It isn’t difficult to find indexing terms to represent documents.
But, whatever indexing terms are used, a large portion of relevant documents will go unfound. As much as 80% of the relevant documents. See Size Really Does Matter… (A study of full text searching but the underlying problem is the same: “What term was used?”)
You read a document, are familiar with its author, concepts, literature it cites, the relationships of that literature to the document and the relationships between the ideas in the document. Now you have to choose one or more terms to represent all the semantics and semantic relationships in the document. The exercise you are engaged in is compressing the semantics in a document into one or more terms.
Unlike data compression, a la Shannon, the semantic compression algorithm used by any user is unknown. We know it isn’t possible to decompress an indexing term to recover all the semantics of a document it purports to represent.
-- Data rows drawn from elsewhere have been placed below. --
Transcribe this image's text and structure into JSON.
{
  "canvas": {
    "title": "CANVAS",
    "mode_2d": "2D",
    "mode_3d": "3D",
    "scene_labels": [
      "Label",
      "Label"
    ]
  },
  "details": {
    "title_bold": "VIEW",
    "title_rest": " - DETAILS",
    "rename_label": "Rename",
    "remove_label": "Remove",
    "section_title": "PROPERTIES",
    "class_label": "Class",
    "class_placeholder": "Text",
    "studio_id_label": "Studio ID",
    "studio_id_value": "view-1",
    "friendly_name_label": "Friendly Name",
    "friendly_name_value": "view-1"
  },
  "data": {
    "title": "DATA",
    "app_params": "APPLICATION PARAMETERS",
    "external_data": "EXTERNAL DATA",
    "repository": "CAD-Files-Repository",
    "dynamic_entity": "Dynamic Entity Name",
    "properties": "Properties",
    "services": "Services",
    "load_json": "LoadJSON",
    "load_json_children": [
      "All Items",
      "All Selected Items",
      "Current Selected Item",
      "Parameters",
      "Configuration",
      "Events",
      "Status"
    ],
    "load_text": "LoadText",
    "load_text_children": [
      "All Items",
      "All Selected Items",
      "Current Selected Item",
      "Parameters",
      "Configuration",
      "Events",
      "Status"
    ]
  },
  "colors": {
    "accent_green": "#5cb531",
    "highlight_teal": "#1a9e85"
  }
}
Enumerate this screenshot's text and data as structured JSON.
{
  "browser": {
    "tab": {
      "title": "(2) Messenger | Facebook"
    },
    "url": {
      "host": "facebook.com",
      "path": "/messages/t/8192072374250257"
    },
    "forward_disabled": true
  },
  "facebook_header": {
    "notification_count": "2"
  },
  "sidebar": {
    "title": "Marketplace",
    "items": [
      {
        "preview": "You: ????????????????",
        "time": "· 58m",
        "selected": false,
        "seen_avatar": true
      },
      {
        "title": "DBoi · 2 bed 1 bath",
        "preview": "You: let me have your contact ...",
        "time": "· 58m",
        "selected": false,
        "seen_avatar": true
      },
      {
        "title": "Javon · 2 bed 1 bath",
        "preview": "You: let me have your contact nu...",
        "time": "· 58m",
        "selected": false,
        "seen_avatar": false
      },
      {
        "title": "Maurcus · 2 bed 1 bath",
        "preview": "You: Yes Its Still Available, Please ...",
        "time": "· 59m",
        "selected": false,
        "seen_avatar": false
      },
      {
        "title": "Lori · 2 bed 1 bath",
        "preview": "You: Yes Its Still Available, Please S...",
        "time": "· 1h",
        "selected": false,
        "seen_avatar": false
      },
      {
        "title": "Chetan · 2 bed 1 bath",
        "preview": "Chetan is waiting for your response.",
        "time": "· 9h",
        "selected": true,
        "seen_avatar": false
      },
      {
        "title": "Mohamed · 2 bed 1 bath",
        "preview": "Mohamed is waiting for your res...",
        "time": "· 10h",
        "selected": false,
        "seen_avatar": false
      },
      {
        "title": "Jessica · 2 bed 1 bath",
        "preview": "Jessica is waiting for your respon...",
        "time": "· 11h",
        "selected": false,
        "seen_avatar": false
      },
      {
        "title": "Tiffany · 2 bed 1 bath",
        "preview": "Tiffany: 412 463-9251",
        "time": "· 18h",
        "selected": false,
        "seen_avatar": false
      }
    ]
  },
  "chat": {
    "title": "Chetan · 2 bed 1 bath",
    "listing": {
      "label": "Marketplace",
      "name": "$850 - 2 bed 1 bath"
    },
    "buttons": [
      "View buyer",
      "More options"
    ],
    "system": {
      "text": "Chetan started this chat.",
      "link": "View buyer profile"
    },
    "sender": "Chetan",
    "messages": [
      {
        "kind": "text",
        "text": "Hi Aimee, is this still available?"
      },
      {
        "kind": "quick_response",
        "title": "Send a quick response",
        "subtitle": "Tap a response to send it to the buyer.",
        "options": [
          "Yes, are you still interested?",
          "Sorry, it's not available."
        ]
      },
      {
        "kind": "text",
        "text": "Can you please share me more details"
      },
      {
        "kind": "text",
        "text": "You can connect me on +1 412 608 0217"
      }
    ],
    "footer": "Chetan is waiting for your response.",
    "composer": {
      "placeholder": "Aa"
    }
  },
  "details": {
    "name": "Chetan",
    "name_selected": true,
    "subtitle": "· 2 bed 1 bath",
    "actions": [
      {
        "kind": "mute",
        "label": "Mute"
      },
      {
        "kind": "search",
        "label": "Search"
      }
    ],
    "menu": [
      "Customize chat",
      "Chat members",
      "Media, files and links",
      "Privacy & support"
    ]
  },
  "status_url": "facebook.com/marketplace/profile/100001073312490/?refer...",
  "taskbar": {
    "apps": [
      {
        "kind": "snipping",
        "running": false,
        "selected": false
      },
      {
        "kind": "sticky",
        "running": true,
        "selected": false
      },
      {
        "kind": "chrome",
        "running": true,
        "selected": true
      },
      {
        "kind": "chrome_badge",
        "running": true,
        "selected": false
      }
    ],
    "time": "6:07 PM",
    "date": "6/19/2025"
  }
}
Since a term is used to represent several documents, the problem is even worse. We would have to decompress the term to recover the semantics of all the documents it represents.
Even without the algorithm used to assign indexing (or tagging) terms, investigation of semantic compression could be useful. For example, encoding the semantics of a set of documents (to a set depth) and then asking groups of users to assign those documents indexing or tagging terms. By varying the semantics in the documents, it may, emphasis on may, be possible to experimentally derive partial semantic decompression for some terms and classes of users.